Davacı vekilinin gerekli şartları taşıdığı anlaşılan temyiz dilekçesinin kabulüne karar verilmiştir.

Davacı vekilince temyiz incelemesinin duruşmalı olarak yapılmasının istenilmesi üzerine, işin duruşmaya tâbi olduğu anlaşılmış ve duruşma için 15.04.2025 Salı günü tayin edilerek taraflara tebligat gönderilmiştir.

Duruşma günü davalı vekili Avukat ... ile davacı vekili Avukat ... geldiler.

Duruşmaya başlanarak hazır bulunan avukatların sözlü açıklamaları dinlendikten sonra duruşmaya son verildi.

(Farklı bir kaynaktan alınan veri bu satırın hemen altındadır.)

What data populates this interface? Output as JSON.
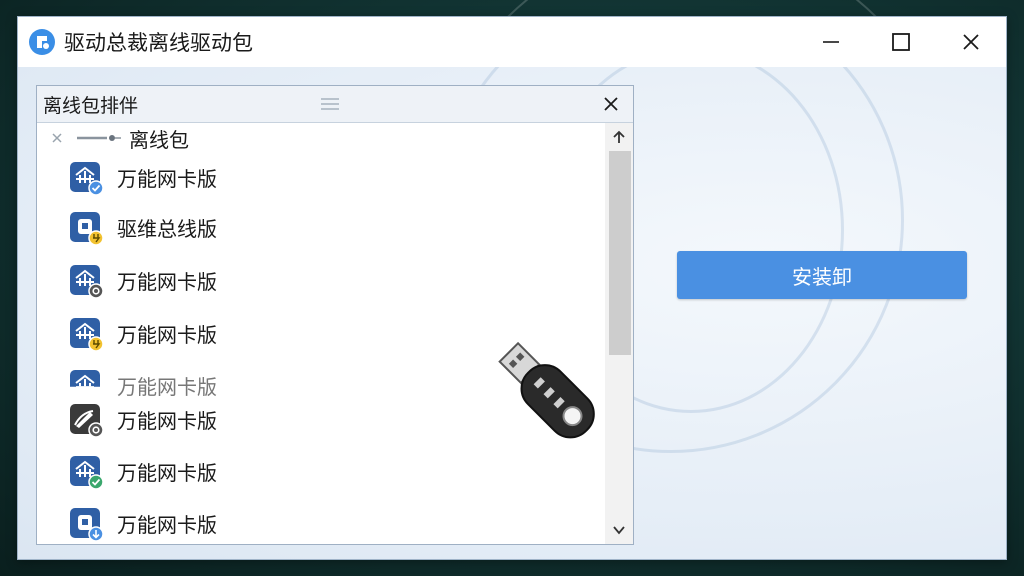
{
  "window": {
    "title": "驱动总裁离线驱动包",
    "controls": [
      "minimize",
      "maximize",
      "close"
    ]
  },
  "panel": {
    "title": "离线包排伴",
    "root_label": "离线包",
    "items": [
      {
        "label": "万能网卡版",
        "icon": "network-card-icon",
        "badge": "check-badge",
        "badge_color": "#4a90e2"
      },
      {
        "label": "驱维总线版",
        "icon": "driver-icon",
        "badge": "plug-badge",
        "badge_color": "#f2c230"
      },
      {
        "label": "万能网卡版",
        "icon": "network-card-icon",
        "badge": "gear-badge",
        "badge_color": "#555555"
      },
      {
        "label": "万能网卡版",
        "icon": "network-card-icon",
        "badge": "plug-badge",
        "badge_color": "#f2c230"
      },
      {
        "label": "万能网卡版",
        "icon": "network-card-icon",
        "badge": "",
        "badge_color": ""
      },
      {
        "label": "万能网卡版",
        "icon": "pen-icon",
        "badge": "gear-badge",
        "badge_color": "#555555"
      },
      {
        "label": "万能网卡版",
        "icon": "network-card-icon",
        "badge": "check-badge",
        "badge_color": "#3aa76d"
      },
      {
        "label": "万能网卡版",
        "icon": "driver-icon",
        "badge": "download-badge",
        "badge_color": "#4a90e2"
      }
    ]
  },
  "actions": {
    "install_label": "安装卸"
  },
  "colors": {
    "accent": "#4a90e2",
    "icon_blue": "#2f5fa5"
  }
}
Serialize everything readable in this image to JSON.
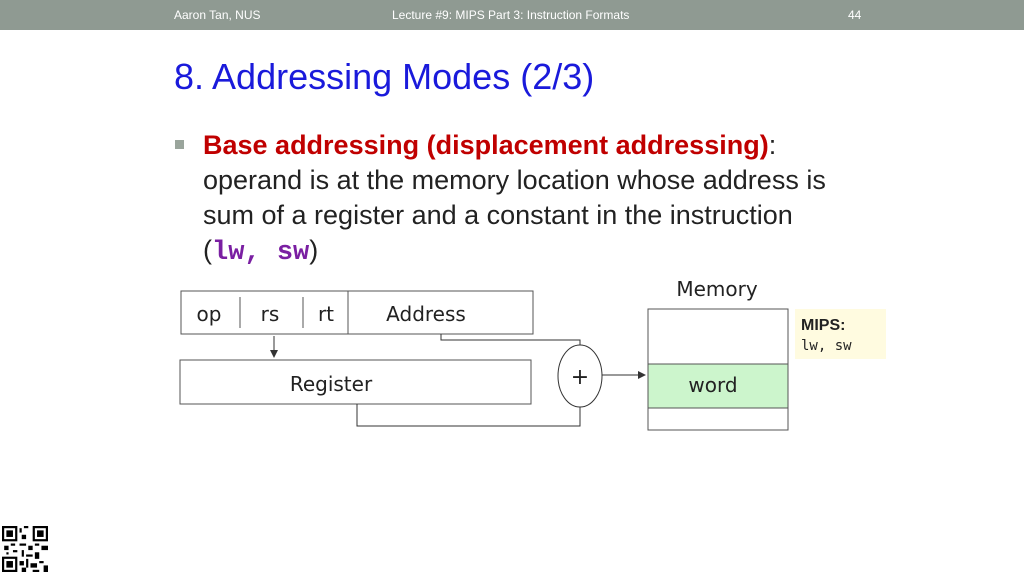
{
  "header": {
    "author": "Aaron Tan, NUS",
    "lecture": "Lecture #9: MIPS Part 3: Instruction Formats",
    "page": "44"
  },
  "title": "8. Addressing Modes (2/3)",
  "bullet": {
    "term": "Base addressing (displacement addressing)",
    "colon": ":",
    "text_before_code": "operand is at the memory location whose address is sum of a register and a constant in the instruction (",
    "code1": "lw",
    "code_sep": ", ",
    "code2": "sw",
    "text_after_code": ")"
  },
  "diagram": {
    "fields": [
      "op",
      "rs",
      "rt",
      "Address"
    ],
    "register_label": "Register",
    "adder_label": "+",
    "memory_label": "Memory",
    "word_label": "word",
    "word_color": "#ccf5cc",
    "note_title": "MIPS:",
    "note_body": "lw, sw",
    "note_color": "#fffbe0"
  },
  "colors": {
    "header_bg": "#8f9a92",
    "title": "#1a1adb",
    "term": "#c00000",
    "code": "#7a1fa2"
  }
}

Tetkik Hâkimi tarafından hazırlanan rapor dinlendikten sonra dosyadaki belgeler incelenip gereği düşünüldü:

I. DAVA

Davacı vekili dava dilekçesinde; davacının davalı firma bünyesinde yurt dışı işlerinde formen olarak çalıştığını, davacının haftanın 7 günü 08.00-19.00 saatleri arasında çalıştığını, hafta tatili izinlerinin ayda 2 hafta tatili gününde kullandırıldığını, ulusal bayram ve genel tatil günlerinde de bu çalışmanın devam ettiğini, davalının ücretleri “Maaş + Fazla Mesai” açıklamasıyla yatırdığını ancak bunun gerçeği yansıtmadığını, her ay aynısı kadar fazla çalışma yapılmasının mümkün olmadığını, davacının ücretinin 2.750,00 USD olduğunu, her ay 700,00 USD elden ödendiğini, kalan ücretin banka kanalıyla ödendiğini, iş sözleşmesinin feshiyle birlikte kıdem ve ihbar tazminatının eksik ödendiğini belirterek kıdem ve ihbar tazminatları ile fazla çalışma ve raporlu olduğu döneme ilişkin ücret alacaklarının davalıdan tahsiline karar verilmesini talep etmiştir.

II. CEVAP

Davalı vekili cevap dilekçesinde; davacının 21.11.2014-07.04.2016 tarihleri arasında davalı Şirkette inşaat teknikeri olarak çalıştığını, iş sözleşmesinin geçerli nedenle feshedildiğini, hak edişlerinin ödendiğini, en son ücretinin 1.528,00 USD olduğunu, aylık ücretin üzerinde yapılan ödemelerin fazla çalışma, ulusal bayram genel tatil gibi işçilik alacaklarından kaynaklandığını, davacının tüm alacaklarının kendisine ödendiğini, kıdem ve ihbar tazminatlarının eksiksiz olarak ödendiğini savunarak davanın reddini istemiştir.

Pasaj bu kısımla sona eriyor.